Logistic Regression

Apr 27, 2020 Jimmy Neville

In the previous tutorial we learned about Linear Regression. We studied the math involved in the algorithm, and we also learned some basic machine learning terminology. In this tutorial we’ll be expanding on the last tutorial and looking at logistic regression. Some key terms and notation that were defined in the previous tutorial will also be used in this tutorial. If you haven’t read the previous tutorial, now is a good time to do so.

I’m writing this tutorial after completing the logistic regression portion of Andrew Ng’s Machine Learning Course

Classification

Logistic regression, like linear regression, is a supervised learning algorithm. Unlike linear regression, logistic regression is a classification problem. Classification problems have discrete valued output which means that the set of all possible output values is limited to a finite amount. In this tutorial we will be discussing the binary classification problem in which the output value can only be 0 or 1. Most of what’s mentioned in this tutorial will also apply to the multiple-class case. The example we’ll work through in this tutorial will be based on the data in the table below:

When implementing logistic regression, you will always have more than six data points, but I have simplified the dataset for this example. The x values are test scores that represents the number of words typed per minute by an individual applying for an office assistant job. The y values represent whether they got the job (1) or didn’t get the job (0).

Visualizing the Data

In the plot below, the score from the first test will be on the x-axis, and the score from the second test will be on the y-axis. A red x means that the individual did not get the job, and a green circle means that they did get the job.

Our hypothesis for logistic regression is defined as:

$$h_{\theta}(x) = g(\theta^Tx)$$

where

$$g(z) = \frac{1}{1 + e^{-z}}$$

and

$$z = \theta^Tx$$

The next equation shows all 3 of the above equations combined:

$$h_\theta(x) = \frac{1}{1 + e^{-\theta^Tx}}$$

$g(z)$ is known as the sigmoid function. Note that $\theta^Tx$ uses matrix multiplication. If you would like to learn more about the linear algebra used in this tutorial, check out Khan Academy. Also note that when using vectors to perform this calculation, $x_0$ will always be 1.

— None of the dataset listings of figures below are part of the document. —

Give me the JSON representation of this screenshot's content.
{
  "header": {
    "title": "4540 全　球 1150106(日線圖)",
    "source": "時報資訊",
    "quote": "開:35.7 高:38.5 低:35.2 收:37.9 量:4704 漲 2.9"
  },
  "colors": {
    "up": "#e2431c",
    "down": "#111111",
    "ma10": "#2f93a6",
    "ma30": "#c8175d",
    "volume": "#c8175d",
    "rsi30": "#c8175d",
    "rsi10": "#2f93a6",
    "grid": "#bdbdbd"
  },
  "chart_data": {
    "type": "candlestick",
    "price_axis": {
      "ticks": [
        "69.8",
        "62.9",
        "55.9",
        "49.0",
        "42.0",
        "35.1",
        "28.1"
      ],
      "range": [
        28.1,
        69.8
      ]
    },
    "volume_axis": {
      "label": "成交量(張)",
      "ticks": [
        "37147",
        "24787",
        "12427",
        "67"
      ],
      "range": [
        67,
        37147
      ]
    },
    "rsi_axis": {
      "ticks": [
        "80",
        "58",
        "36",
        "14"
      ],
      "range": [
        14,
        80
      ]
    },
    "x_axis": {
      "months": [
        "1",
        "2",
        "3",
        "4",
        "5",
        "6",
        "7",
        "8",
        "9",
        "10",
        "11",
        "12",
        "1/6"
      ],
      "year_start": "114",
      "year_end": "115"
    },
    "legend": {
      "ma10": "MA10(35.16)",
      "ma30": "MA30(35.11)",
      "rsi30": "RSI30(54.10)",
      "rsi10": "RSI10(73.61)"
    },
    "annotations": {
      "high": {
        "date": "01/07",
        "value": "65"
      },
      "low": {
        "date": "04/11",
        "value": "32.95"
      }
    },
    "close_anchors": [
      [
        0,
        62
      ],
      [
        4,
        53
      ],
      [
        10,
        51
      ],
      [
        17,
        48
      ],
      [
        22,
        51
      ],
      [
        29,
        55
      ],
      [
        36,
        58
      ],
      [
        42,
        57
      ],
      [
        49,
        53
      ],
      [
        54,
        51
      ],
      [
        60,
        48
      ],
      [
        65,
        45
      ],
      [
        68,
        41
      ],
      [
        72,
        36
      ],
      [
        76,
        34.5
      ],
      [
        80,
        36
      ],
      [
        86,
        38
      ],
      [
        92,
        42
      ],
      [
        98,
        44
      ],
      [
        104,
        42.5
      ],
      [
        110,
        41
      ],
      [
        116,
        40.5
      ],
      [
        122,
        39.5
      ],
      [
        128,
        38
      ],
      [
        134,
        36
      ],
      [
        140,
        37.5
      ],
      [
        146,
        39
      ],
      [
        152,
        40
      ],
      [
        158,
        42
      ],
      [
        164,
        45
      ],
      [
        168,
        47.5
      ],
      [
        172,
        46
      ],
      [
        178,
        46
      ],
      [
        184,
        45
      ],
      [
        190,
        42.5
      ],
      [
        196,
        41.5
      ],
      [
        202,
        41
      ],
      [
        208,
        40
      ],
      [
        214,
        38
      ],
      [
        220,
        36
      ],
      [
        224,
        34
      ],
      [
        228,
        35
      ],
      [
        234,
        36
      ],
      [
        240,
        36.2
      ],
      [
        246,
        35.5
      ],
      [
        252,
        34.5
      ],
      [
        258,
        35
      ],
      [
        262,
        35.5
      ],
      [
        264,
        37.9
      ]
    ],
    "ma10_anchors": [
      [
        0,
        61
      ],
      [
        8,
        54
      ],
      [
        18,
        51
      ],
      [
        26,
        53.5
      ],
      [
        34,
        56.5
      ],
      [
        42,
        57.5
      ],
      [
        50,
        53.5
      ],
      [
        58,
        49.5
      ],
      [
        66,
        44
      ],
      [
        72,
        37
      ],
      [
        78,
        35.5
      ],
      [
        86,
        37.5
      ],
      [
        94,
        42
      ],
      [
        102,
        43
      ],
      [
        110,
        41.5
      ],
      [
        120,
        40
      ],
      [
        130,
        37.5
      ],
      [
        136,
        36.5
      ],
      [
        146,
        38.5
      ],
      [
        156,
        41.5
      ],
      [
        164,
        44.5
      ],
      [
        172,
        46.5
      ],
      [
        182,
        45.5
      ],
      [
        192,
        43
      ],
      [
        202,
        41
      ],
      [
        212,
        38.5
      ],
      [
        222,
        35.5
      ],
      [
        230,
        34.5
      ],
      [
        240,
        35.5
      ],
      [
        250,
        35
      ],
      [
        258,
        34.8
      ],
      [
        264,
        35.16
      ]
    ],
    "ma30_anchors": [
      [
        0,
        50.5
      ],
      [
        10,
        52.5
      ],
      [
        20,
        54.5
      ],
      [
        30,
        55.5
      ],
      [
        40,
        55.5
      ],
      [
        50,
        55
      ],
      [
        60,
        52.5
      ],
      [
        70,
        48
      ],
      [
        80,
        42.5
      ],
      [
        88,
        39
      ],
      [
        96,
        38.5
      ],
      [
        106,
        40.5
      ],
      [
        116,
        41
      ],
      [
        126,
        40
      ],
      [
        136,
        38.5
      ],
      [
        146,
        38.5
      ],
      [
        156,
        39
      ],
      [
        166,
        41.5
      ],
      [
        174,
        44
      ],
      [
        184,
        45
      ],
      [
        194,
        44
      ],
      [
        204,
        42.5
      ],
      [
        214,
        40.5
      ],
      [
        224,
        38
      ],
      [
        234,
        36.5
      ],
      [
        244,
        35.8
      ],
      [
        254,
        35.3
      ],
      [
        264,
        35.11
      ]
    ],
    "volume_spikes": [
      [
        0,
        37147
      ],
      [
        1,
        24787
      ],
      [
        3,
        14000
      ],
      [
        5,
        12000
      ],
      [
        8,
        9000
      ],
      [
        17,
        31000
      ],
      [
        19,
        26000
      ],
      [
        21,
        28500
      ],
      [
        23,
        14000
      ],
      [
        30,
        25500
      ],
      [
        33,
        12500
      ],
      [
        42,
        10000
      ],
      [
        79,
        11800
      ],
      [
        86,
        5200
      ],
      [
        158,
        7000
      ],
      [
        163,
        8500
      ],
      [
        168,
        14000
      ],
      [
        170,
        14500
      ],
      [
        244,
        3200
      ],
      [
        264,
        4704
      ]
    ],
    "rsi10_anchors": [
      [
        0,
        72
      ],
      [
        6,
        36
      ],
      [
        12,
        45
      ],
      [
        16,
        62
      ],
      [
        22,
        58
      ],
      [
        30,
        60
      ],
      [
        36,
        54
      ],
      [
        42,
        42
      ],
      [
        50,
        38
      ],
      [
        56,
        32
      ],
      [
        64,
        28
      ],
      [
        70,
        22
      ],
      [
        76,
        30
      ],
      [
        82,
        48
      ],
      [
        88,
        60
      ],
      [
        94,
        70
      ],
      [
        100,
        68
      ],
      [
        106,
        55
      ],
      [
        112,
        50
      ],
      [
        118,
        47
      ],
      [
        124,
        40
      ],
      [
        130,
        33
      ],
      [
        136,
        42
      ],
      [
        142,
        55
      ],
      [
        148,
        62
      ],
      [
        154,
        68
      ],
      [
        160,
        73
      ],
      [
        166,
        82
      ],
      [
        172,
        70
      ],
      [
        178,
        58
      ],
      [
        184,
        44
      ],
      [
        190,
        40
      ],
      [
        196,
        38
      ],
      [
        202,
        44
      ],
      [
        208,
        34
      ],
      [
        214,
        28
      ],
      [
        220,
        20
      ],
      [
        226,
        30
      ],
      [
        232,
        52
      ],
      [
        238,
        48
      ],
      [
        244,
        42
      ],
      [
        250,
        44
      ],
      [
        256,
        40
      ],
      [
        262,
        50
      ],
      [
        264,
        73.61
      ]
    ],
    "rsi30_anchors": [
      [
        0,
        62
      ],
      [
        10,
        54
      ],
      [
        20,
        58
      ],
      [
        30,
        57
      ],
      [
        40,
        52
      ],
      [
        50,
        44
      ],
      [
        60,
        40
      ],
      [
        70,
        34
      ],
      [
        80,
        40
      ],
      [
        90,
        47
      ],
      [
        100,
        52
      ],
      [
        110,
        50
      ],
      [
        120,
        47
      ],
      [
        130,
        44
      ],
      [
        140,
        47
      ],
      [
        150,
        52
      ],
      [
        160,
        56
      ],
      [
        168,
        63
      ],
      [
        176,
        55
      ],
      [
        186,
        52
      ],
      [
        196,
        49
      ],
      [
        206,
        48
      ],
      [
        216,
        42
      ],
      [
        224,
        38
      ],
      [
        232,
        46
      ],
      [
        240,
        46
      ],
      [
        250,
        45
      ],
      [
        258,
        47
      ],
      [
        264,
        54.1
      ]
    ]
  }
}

The output for our hypothesis will always fall between 0 and 1: $0 \leq h_\theta(x) \leq 1$. Our hypothesis will tell us the probability that the output is 1. For example, if our output is 0.9, there’s a probability of 90% that the output is 1 and a probability of 10% that the output is 0. In other words, while linear regression predicts a specific value, logistic regression predicts the probability of an outcome.

Decision Boundary

The output of our hypothesis can be translated as:

$$h_\theta(x) \geq 0.5 \implies y = 1$$

$$h_\theta(x) < 0.5 \implies y = 0$$

We use the output values to create our decision boundary which is the line separating the area between $y=0$ and $y=1$.

The decision boundary line on the plot above is the best fit for our data, and we know this because we used gradient descent to minimize our cost function.

Cost Function

Our cost function for logistic regression is defined as:

$$J(\theta) = \frac{1}{m} \sum_{i=0}^{m-1} \textrm{Cost}(h_\theta(x^i), y^i)$$

$$\textrm{Cost}(h_\theta(x), y) = \textrm{-log}(h_\theta(x))\;\;\;\;\;\; \textrm{ if }y = 1$$

$$\textrm{Cost}(h_\theta(x), y) = \textrm{-log}(1 - h_\theta(x)) \textrm{ if }y = 0$$

This can be simplified to:

$$J(\theta) = -\frac{1}{m} \sum_{i=0}^{m-1} [y^i \textrm{log}(h_\theta(x^i))$$

$$+ (1 - y^i) \textrm{log}(1 - h_\theta(x^i))]$$

Gradient Descent

We use the same algorithm for gradient descent in logistic regression that we used for gradient descent in linear regression:

$$\theta_j := \theta_j - \alpha \frac{\partial}{\partial\theta_j} J(\theta)$$

After working out the partial derivative we get:

$$\theta_j := \theta_j - \alpha \frac{1}{m} \sum_{i=0}^{m-1} (h_\theta(x^i) - y^i) * x_j^i$$

Remember that we use gradient descent to minimize our cost function, and gradient descent will be repeated until convergence.

The $\theta$ vector that we used to get our decison boundary in the example from earlier is:

$$\theta = [-41.28\;\;\;\;0.46\;\;\;\;0.34]$$

These values were obtained using gradient descent, and when we plug them into our cost function we get:

$$J([-41.28\;\;\;\;0.46\;\;\;\;0.34]) = 0.000037$$

This is the minimum value that we can get from our cost function.

Predictions

We can use our model to make predictions about future test scores. If we want to estimate whether or not test scores of 60 and 75 will be good enough to get the job, we just provide the following x vector to our model:

$$x = [1\;\;\;\;60\;\;\;\;75]$$

When we perform the computation we get:

$$h_\theta([1\;\;\;\;60\;\;\;\;75]) = 0.99$$

which means there’s a 99% probability that the person would get the job.

Conclusion

I hope this tutorial was able to provide you with some insight on the math used in Logistic Regression. Thanks for checking it out!